Ravenscroft himself was getting more confident as a presenter, indisputably on his own terms rather than through any family connection, and the music he played was getting increasingly more impressive too. Two such tracks were Rozi Plain’s playful ‘See My Boat’ – initially through an equally good remix, until I discovered the original and its brilliant mid-song climax – and the year-old ‘For 12’ by Other Lives, a winter’s tale that sounds like a direct cross between spaghetti western and Radiohead’s classic ‘How To Disappear Completely’.

Tucked in amongst them all was Shearwater’s surgingly-beautiful ‘You As You Were’ – there wasn’t a better song to drive to released all year. Though guitar music didn’t feature too much in my playlists all year, Shearwater showed it still had its place, along with the surprisingly-good Maccabees single ‘Pelican’ and the joyous punk of Japandroids, who produced the shout-along anthem of the year in ‘The House That Heaven Built’.

But at the compilation’s conclusion, we return to the event that defined the year. The 2 Bears’ ‘Church’ was no Olympic anthem, but the album it came from was released in the first couple of weeks of 2012 and summed up much of the optimism that I had as it started, and it became a big favourite as the summer went on. And following on from Elbow’s ‘First Steps’, heard everywhere as the BBC’s specially-commissioned song for their own Olympic coverage, we end how we started, with Underworld. Like pretty much everyone else, the first time I heard ‘Caliban’s Dream’ was watching it on TV; the torch-lighting part of the opening ceremony was an extraordinarily well-kept secret, and the after-party that Nat and I attended was already well underway.

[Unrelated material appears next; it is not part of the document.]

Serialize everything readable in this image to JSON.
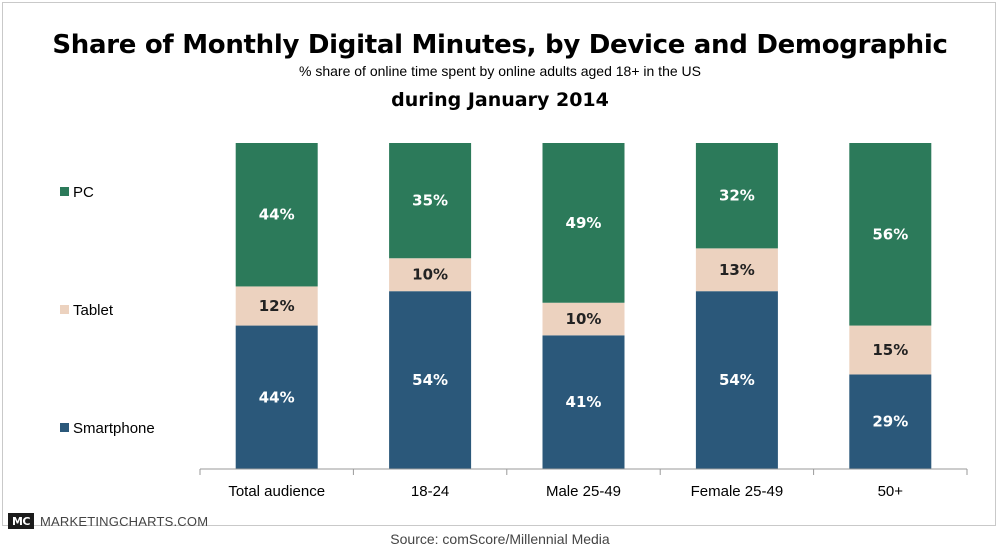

It was a beautiful moment, the crowning glory of Danny Boyle’s vision, and while they were at it, it redefined Underworld as a band – I’ve never heard the ‘lager, lager, lager’ line thrown at them since. It’s also the one song that’s ever made cry just a little – hearing it the night after the ceremony, on the rush-released official soundtrack – was an emotional release after a rewarding but extremely exhausting three months where I, like thousands of others, were balancing rehearsals at the weekend with a full-time job and had barely a chance to stop and take stock. That leitmotif – used in ‘And I Will Kiss’, now reprised featuring a children’s choir – sort of came to represent us as volunteers, and it’s been brilliantly used in videos I’ve seen since made by some of the volunteers, which have been a wonderful souvenir of the day, and of the summer. And when 2012 came to a close, there really was no other song to play on New Year’s Eve.

Interestingly – maybe surprisingly to some – I’ve barely played it since the end of last year. In fact, only played my DVD of the ceremony for the first time a couple of weeks ago, in research for this blog… I kind of feel like it’s too perfect a memory for it to be disturbed too often.

And that’s kind of the job that my soundtracks have done over the past 16 years – compartmentalise songs and the memories that go with it, keep a record and move on. It’s been nice to dust down those memories over the past year though – it’s healthy to do so once in a while – but there’s no point looking back too much when there’s so much more to discover in the here and now. It’s in that spirit that I’ll present the Soundtrack To 2013 later this week. Until then, thanks for popping by over the year – I’ve had a few thousand hits to the site from all over the world, far more than I ever expected. I know the memories have been personal but the music hasn’t, so I hope you’ve found something to enjoy along the way.